In the example, the athlete is willing to forego $1 million of productive activity elsewhere, but what if he was not able to produce $1 million activity? If his productive activity as a cab driver only added up to 0.5$M, then we are all even. I have a feeling this is worked out in the details. Here is another way to put it. Our three athletes in the example could have been cab drivers, and say could have generated $1 million activity. the public are willing to pay $3 million. If the public suddenly become more interested in the sport, and now are prepared to pay $6 million, the amount of economic activity foregone by the athlete is now $2 million. I don’t see how that has come about, since all he has done is still not drive the cab.

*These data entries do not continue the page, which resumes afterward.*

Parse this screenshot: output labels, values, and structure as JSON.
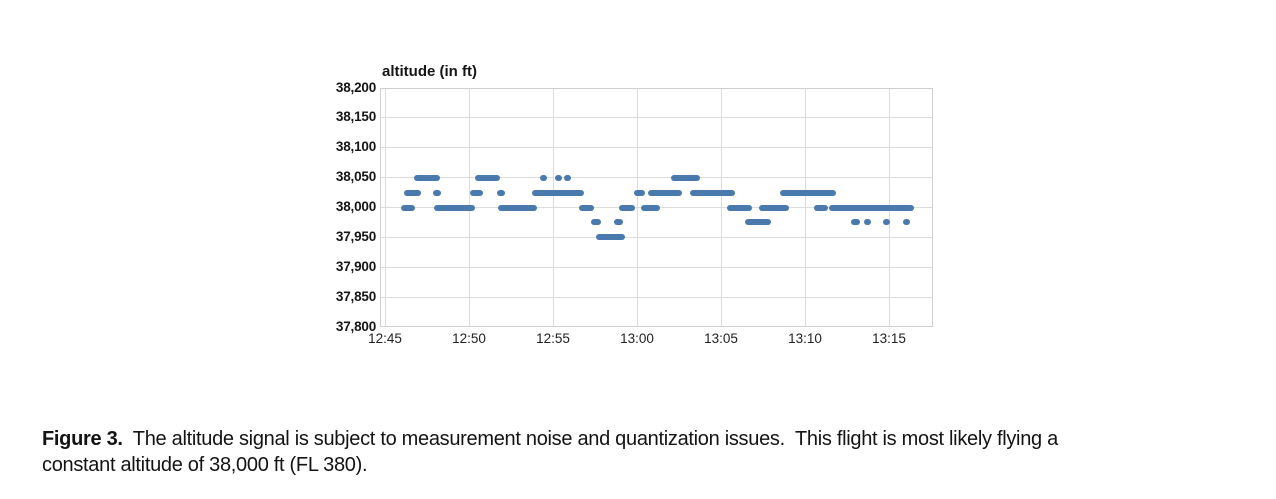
{
  "figure": {
    "chart_title": "altitude (in ft)"
  },
  "caption": {
    "label": "Figure 3.",
    "line1_rest": "  The altitude signal is subject to measurement noise and quantization issues.  This flight is most likely flying a",
    "line2": "constant altitude of 38,000 ft (FL 380)."
  },
  "chart_data": {
    "type": "scatter",
    "title": "altitude (in ft)",
    "xlabel": "",
    "ylabel": "altitude (in ft)",
    "grid": true,
    "marker_color": "#4a79ad",
    "gridline_color": "#dcdcdc",
    "ylim": [
      37800,
      38200
    ],
    "y_tick_step_ft": 50,
    "y_tick_labels": [
      "38,200",
      "38,150",
      "38,100",
      "38,050",
      "38,000",
      "37,950",
      "37,900",
      "37,850",
      "37,800"
    ],
    "x_tick_labels": [
      "12:45",
      "12:50",
      "12:55",
      "13:00",
      "13:05",
      "13:10",
      "13:15"
    ],
    "x_tick_minutes": [
      0,
      5,
      10,
      15,
      20,
      25,
      30
    ],
    "x_range_minutes": [
      -0.3,
      32.6
    ],
    "quantization_step_ft": 25,
    "series": [
      {
        "name": "altitude 38,050 ft",
        "alt": 38050,
        "segments": [
          [
            1.8,
            3.2
          ],
          [
            5.4,
            6.8
          ],
          [
            9.3,
            9.6
          ],
          [
            10.2,
            10.5
          ],
          [
            10.7,
            11.0
          ],
          [
            17.1,
            18.7
          ]
        ]
      },
      {
        "name": "altitude 38,025 ft",
        "alt": 38025,
        "segments": [
          [
            1.2,
            2.1
          ],
          [
            2.9,
            3.3
          ],
          [
            5.1,
            5.8
          ],
          [
            6.7,
            7.1
          ],
          [
            8.8,
            11.8
          ],
          [
            14.9,
            15.4
          ],
          [
            15.7,
            17.6
          ],
          [
            18.2,
            20.8
          ],
          [
            23.6,
            26.8
          ]
        ]
      },
      {
        "name": "altitude 38,000 ft",
        "alt": 38000,
        "segments": [
          [
            1.0,
            1.7
          ],
          [
            3.0,
            5.3
          ],
          [
            6.8,
            9.0
          ],
          [
            11.6,
            12.4
          ],
          [
            14.0,
            14.8
          ],
          [
            15.3,
            16.3
          ],
          [
            20.4,
            21.8
          ],
          [
            22.3,
            24.0
          ],
          [
            25.6,
            26.3
          ],
          [
            26.5,
            31.4
          ]
        ]
      },
      {
        "name": "altitude 37,975 ft",
        "alt": 37975,
        "segments": [
          [
            12.3,
            12.8
          ],
          [
            13.7,
            14.1
          ],
          [
            21.5,
            22.9
          ],
          [
            27.8,
            28.2
          ],
          [
            28.6,
            28.8
          ],
          [
            29.7,
            30.0
          ],
          [
            30.9,
            31.2
          ]
        ]
      },
      {
        "name": "altitude 37,950 ft",
        "alt": 37950,
        "segments": [
          [
            12.6,
            14.2
          ]
        ]
      }
    ]
  }
}
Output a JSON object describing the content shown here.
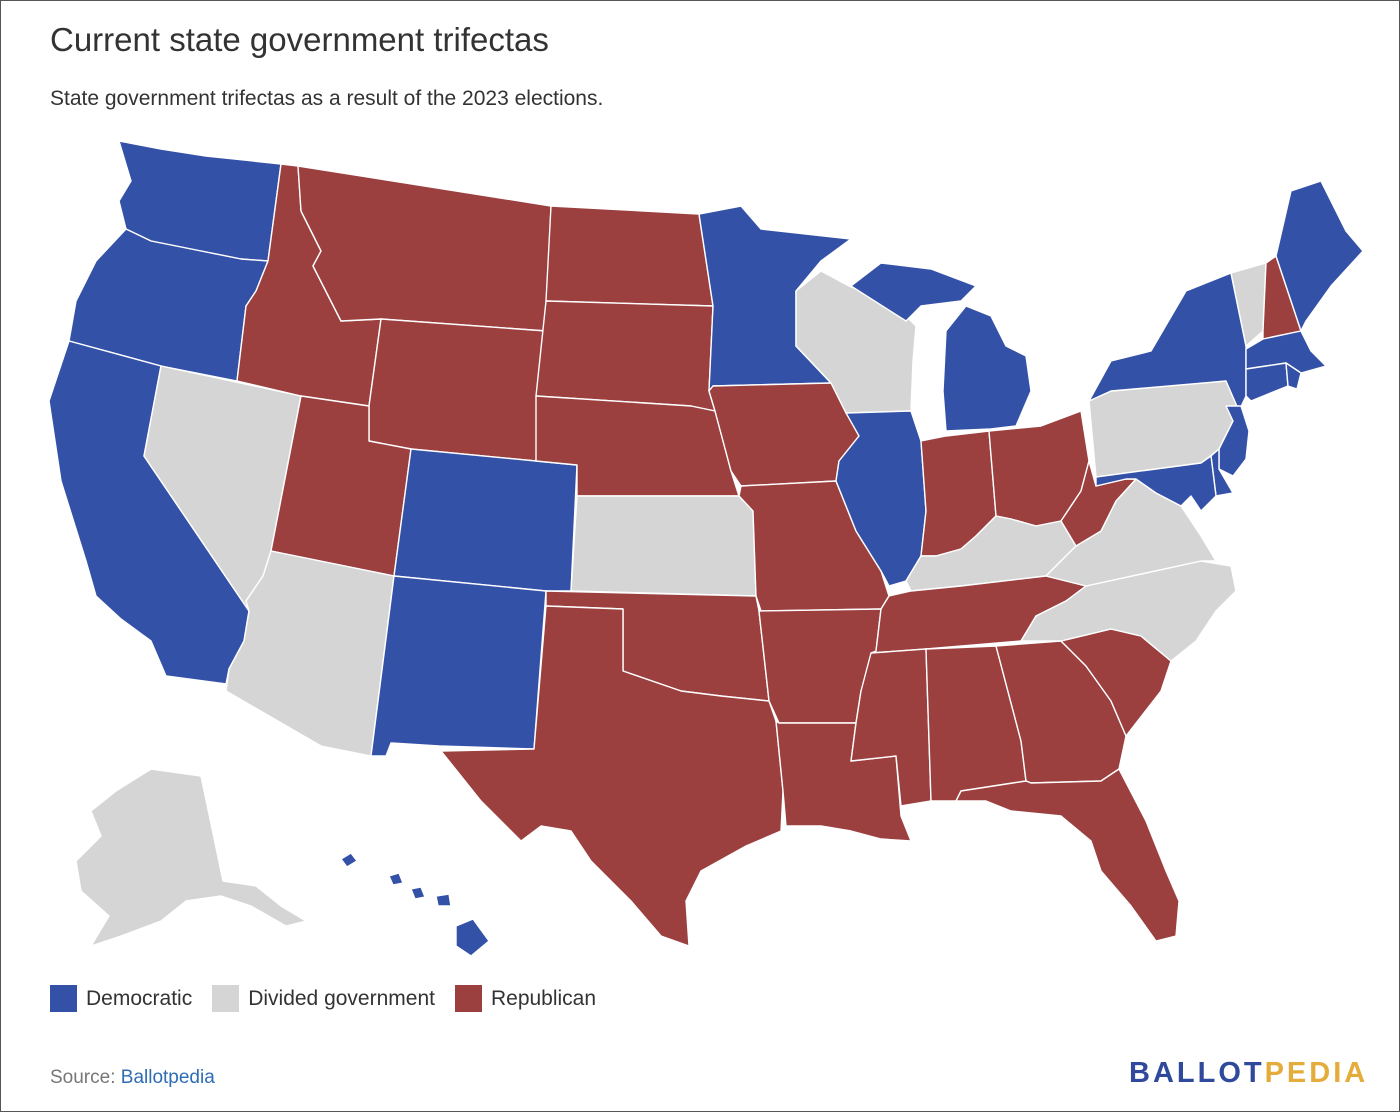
{
  "title": "Current state government trifectas",
  "subtitle": "State government trifectas as a result of the 2023 elections.",
  "colors": {
    "democratic": "#3451a8",
    "divided": "#d5d5d5",
    "republican": "#9b3f3f"
  },
  "legend": [
    {
      "label": "Democratic",
      "status": "democratic"
    },
    {
      "label": "Divided government",
      "status": "divided"
    },
    {
      "label": "Republican",
      "status": "republican"
    }
  ],
  "states": {
    "WA": "democratic",
    "OR": "democratic",
    "CA": "democratic",
    "NV": "divided",
    "ID": "republican",
    "MT": "republican",
    "WY": "republican",
    "UT": "republican",
    "AZ": "divided",
    "CO": "democratic",
    "NM": "democratic",
    "ND": "republican",
    "SD": "republican",
    "NE": "republican",
    "KS": "divided",
    "OK": "republican",
    "TX": "republican",
    "MN": "democratic",
    "IA": "republican",
    "MO": "republican",
    "AR": "republican",
    "LA": "republican",
    "WI": "divided",
    "IL": "democratic",
    "MI": "democratic",
    "IN": "republican",
    "OH": "republican",
    "KY": "divided",
    "TN": "republican",
    "MS": "republican",
    "AL": "republican",
    "GA": "republican",
    "FL": "republican",
    "SC": "republican",
    "NC": "divided",
    "VA": "divided",
    "WV": "republican",
    "PA": "divided",
    "NY": "democratic",
    "VT": "divided",
    "NH": "republican",
    "ME": "democratic",
    "MA": "democratic",
    "RI": "democratic",
    "CT": "democratic",
    "NJ": "democratic",
    "DE": "democratic",
    "MD": "democratic",
    "AK": "divided",
    "HI": "democratic"
  },
  "source": {
    "prefix": "Source:",
    "link": "Ballotpedia"
  },
  "logo": {
    "part1": "BALLOT",
    "part2": "PEDIA"
  }
}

Having looked at my comments here, it seems that the maximum gain is always achieved when the amount paid to the athletes is less, reaching its peak at pure amateurism. This sort of makes sense. Why should we pay huge amounts of money for totaly unproductive activity – which I think is part of Steves point. However, I am not sure that the individual effort of the athlete is the true cost here.

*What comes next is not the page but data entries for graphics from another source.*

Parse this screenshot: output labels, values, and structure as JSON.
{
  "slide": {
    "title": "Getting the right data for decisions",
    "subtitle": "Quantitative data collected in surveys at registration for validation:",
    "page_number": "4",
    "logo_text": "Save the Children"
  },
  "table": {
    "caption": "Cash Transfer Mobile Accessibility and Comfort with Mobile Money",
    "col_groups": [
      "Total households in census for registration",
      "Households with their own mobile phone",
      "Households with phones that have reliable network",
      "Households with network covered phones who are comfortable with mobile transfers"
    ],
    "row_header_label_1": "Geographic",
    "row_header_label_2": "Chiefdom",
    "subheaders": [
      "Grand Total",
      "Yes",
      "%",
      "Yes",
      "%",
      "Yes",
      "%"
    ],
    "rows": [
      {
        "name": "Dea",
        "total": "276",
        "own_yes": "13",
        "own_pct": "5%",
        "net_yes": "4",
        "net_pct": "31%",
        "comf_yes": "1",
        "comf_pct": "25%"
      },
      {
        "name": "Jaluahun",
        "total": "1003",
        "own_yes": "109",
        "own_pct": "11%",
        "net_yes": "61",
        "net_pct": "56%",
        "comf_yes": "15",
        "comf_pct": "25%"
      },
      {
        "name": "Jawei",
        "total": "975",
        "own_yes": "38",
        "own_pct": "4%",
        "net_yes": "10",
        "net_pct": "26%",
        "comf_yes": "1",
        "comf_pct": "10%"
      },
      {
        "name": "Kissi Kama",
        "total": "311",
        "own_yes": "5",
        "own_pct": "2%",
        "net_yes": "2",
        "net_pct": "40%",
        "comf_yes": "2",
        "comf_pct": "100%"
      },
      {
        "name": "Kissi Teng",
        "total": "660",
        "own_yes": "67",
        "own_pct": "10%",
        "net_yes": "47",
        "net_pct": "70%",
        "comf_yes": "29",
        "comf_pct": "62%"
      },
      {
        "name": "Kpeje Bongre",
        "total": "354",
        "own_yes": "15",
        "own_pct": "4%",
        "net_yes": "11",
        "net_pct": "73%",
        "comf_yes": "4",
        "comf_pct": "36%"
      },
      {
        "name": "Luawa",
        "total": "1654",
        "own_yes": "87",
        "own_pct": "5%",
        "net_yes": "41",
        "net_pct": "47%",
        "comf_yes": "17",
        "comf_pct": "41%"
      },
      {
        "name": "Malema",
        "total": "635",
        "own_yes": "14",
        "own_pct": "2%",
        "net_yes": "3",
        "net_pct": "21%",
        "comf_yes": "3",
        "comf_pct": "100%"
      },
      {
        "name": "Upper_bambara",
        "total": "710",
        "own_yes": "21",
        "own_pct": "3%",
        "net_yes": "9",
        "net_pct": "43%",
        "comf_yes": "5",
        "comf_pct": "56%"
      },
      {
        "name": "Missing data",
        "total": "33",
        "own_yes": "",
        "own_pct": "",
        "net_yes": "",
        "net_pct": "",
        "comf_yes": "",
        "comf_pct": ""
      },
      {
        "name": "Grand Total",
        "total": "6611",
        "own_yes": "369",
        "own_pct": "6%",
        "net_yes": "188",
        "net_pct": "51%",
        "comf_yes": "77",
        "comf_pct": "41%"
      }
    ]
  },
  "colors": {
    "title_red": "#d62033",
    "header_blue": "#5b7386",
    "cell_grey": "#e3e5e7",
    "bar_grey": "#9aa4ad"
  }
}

Flop’s comparison of Olympic athletes to other performers (actors, musicians, etc.) is off. An actor or musician doesn’t have to be a superstar to be successful (in their own definition of the word). They can still entertain people directly (plus, many of them have second jobs, which Olympic athletes rarely have time to do). Furthermore, there’s no limit to the number of actors we can have because if the ‘price’ of an actor goes down, then more people would choose to be screenwriters, directors, etc. There’s a fixed number of awards they can win (unless they make new competitions). Also, actors and singers are not homogeneous. They have different talents which they cultivate. Olympic athletes are required to reach an ideal, so the difference between them is less significant.
As to the benefits of viewing the Olympics, let’s remember that televising the Olympics means that other shows can’t be televised at the same time. This is a non-trivial factor. I never watch the Olympics; I get no joy out of it whatsoever. On the other hand, I have to wait even longer to see the next episode of 30 Rock (or any other show). This makes me very frustrated (more than you would expect). I would be willing to pay X dollars to have the Olympics removed and 30 Rock put back in its rightful place.

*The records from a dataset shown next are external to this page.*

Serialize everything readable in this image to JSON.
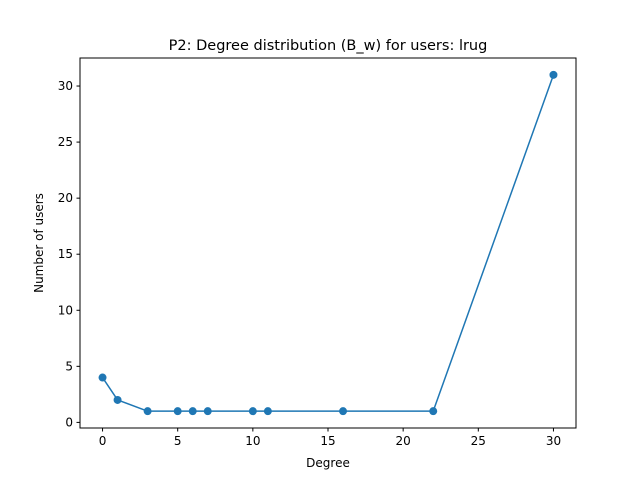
{
  "chart_data": {
    "type": "line",
    "title": "P2: Degree distribution (B_w) for users: lrug",
    "xlabel": "Degree",
    "ylabel": "Number of users",
    "xlim": [
      -1.5,
      31.5
    ],
    "ylim": [
      -0.5,
      32.5
    ],
    "xticks": [
      0,
      5,
      10,
      15,
      20,
      25,
      30
    ],
    "yticks": [
      0,
      5,
      10,
      15,
      20,
      25,
      30
    ],
    "grid": false,
    "series": [
      {
        "color": "#1f77b4",
        "marker": "circle",
        "x": [
          0,
          1,
          3,
          5,
          6,
          7,
          10,
          11,
          16,
          22,
          30
        ],
        "y": [
          4,
          2,
          1,
          1,
          1,
          1,
          1,
          1,
          1,
          1,
          31
        ]
      }
    ]
  }
}
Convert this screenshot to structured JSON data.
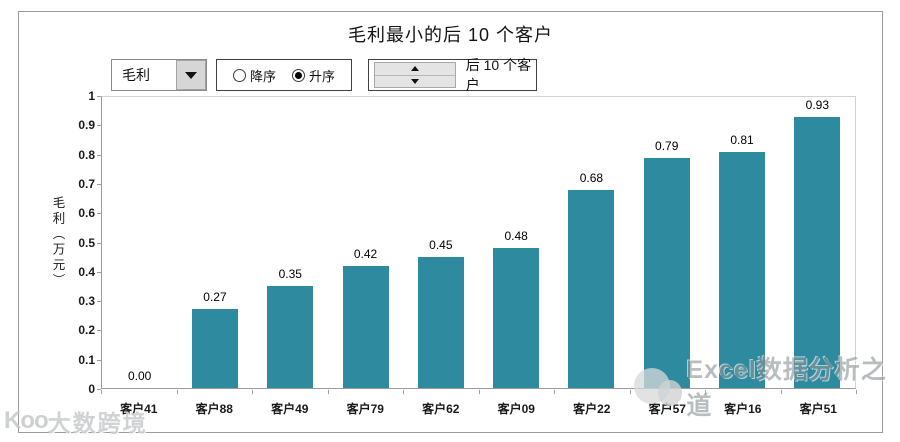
{
  "title": "毛利最小的后 10 个客户",
  "controls": {
    "field_dropdown": {
      "value": "毛利"
    },
    "sort": {
      "options": [
        {
          "label": "降序",
          "selected": false
        },
        {
          "label": "升序",
          "selected": true
        }
      ]
    },
    "spinner_label": "后 10 个客户"
  },
  "chart_data": {
    "type": "bar",
    "categories": [
      "客户41",
      "客户88",
      "客户49",
      "客户79",
      "客户62",
      "客户09",
      "客户22",
      "客户57",
      "客户16",
      "客户51"
    ],
    "values": [
      0.0,
      0.27,
      0.35,
      0.42,
      0.45,
      0.48,
      0.68,
      0.79,
      0.81,
      0.93
    ],
    "value_labels": [
      "0.00",
      "0.27",
      "0.35",
      "0.42",
      "0.45",
      "0.48",
      "0.68",
      "0.79",
      "0.81",
      "0.93"
    ],
    "title": "毛利最小的后 10 个客户",
    "xlabel": "",
    "ylabel": "毛利（万元）",
    "ylim": [
      0,
      1
    ],
    "ytick_step": 0.1,
    "yticks": [
      "0",
      "0.1",
      "0.2",
      "0.3",
      "0.4",
      "0.5",
      "0.6",
      "0.7",
      "0.8",
      "0.9",
      "1"
    ],
    "grid": false,
    "legend": null,
    "bar_color": "#2E8A9E"
  },
  "watermarks": {
    "bottom_right": "Excel数据分析之道",
    "bottom_left_logo": "Koo",
    "bottom_left": "大数跨境"
  }
}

Lastly, when dictatorships spend alot of money (or use alot of firearms) to train Olympic athletes, they’re artificially inflating the amount of work that everyone in the free world has to do to compete. It’s kind of a jerk thing to do.
Lastly,
The real losses to me are the cases where a player contributes to wins but not to entertainment. For example one might consider Michael Jordan added greatly to the viewing experience of most fans but that Shaquile O’Neal did not. Yet Shaquile O’Neal made a lot of money making one team win over another a zero sum situation.
Steve, was my interpretation of the application of Rosen’s paper to this argument correct? If not, where in the paper you linked to does Rosen mention market failure, or that skewed income distributions with respect to talent are inefficient?
Do you agree that the market, even sans-patents, supplies too many business innovators?